An unlikely choice for the staid Sebastian, it’s a glimpse of his Speed Six that makes my heroine Gabrielle begin to wonder what depths this seemingly quiet and conservative man might hide.

What particularly interested me, as a South African, was uncovering a link between Bentley and famous South African mining magnate Barney Barnato. Barney’s son and heir, Woolf Barnato, became Bentley’s financier during the 1920s and was also one of the ‘Bentley Boys’, a group of independently wealthy young Brits who raced the Bentley cars in those glorious days of thrills and spills.

Forget Top Gear. These guys were the originals. The Speed Six earned the nickname ‘Blue Train Bentley’ after Barnato raced Le Train Bleu from Paris to London in 1930. The Bentley won, though Barnato barely avoided arrest in France for racing in the streets. For more of this story, click here.

Sadly, Bentley Motors was badly affected by the Wall Street Crash of 1929 and they were forced to sell out to rival manufacturer Rolls Royce. Happily for motoring history the name Bentley survived, though I suspect few people these days would equate the dignified Bentley saloons with the dashing race cars of the 20s.

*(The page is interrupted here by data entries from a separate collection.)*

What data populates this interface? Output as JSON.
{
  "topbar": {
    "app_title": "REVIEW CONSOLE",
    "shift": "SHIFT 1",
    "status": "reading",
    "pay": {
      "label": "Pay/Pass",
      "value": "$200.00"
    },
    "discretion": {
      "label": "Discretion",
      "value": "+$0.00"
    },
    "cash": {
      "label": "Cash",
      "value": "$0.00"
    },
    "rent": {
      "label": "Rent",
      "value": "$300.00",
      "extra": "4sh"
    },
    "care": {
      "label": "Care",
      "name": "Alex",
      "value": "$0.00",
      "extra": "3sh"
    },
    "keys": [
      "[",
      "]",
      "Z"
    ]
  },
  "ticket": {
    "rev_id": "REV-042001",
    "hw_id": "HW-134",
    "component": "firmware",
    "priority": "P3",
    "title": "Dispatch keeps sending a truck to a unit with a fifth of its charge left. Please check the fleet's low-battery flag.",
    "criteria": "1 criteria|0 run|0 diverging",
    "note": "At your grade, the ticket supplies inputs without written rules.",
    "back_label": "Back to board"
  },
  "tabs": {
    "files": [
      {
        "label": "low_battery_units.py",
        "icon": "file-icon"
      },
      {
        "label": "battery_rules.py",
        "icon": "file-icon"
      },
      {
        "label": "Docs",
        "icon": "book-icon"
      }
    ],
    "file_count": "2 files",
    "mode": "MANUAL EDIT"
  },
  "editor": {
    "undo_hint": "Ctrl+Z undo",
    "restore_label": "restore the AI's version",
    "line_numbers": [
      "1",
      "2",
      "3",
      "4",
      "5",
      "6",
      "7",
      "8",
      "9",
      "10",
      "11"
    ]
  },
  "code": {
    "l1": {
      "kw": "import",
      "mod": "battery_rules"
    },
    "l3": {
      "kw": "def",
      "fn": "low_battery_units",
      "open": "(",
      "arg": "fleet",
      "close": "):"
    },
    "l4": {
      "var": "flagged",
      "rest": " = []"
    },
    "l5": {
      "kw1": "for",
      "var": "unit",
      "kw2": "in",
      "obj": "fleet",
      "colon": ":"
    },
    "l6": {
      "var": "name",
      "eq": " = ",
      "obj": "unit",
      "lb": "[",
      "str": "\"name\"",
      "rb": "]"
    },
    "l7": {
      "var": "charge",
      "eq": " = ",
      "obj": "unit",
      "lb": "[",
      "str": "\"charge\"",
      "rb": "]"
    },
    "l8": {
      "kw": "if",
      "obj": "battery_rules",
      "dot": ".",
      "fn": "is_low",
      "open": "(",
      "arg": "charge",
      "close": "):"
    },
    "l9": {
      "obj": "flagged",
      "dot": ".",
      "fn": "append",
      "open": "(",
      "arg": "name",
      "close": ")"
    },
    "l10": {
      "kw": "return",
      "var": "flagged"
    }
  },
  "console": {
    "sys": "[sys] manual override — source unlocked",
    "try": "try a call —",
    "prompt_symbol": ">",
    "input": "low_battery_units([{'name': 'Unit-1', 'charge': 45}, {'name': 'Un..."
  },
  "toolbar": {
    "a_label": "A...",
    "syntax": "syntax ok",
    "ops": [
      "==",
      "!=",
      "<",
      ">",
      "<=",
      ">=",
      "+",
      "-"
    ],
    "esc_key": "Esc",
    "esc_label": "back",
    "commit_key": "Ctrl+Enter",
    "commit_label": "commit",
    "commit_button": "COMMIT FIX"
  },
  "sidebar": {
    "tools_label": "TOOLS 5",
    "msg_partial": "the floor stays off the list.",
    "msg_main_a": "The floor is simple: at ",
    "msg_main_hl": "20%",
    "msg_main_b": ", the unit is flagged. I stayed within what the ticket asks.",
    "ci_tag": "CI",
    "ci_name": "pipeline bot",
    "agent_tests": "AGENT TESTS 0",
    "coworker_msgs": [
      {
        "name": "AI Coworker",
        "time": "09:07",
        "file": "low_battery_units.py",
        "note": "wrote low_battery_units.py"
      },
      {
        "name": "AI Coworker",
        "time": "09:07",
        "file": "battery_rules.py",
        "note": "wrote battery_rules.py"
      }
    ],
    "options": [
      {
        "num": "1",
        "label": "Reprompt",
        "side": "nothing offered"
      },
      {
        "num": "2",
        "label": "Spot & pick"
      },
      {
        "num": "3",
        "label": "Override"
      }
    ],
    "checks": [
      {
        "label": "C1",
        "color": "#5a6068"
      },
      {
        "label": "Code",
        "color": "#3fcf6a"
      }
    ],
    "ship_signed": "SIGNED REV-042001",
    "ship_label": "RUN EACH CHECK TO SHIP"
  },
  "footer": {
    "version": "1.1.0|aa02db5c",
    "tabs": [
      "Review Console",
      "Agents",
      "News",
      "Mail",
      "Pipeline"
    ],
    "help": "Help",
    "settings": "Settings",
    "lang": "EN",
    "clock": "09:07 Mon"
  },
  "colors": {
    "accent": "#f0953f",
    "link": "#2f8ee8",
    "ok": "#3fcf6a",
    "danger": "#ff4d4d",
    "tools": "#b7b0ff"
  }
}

And here are a few more bits of useless but fascinating trivia for you to stun people with at dinner parties:

  • The chassis was made of steel, but the car’s frame was wood covered in fabric.
  • The racing version weighed in at two and a half tons. A far cry from today’s carbon fibre F1s.
  • Western Australia’s CID imported two Speed Sixes to use as police cars. They were known as the Bentley Patrol.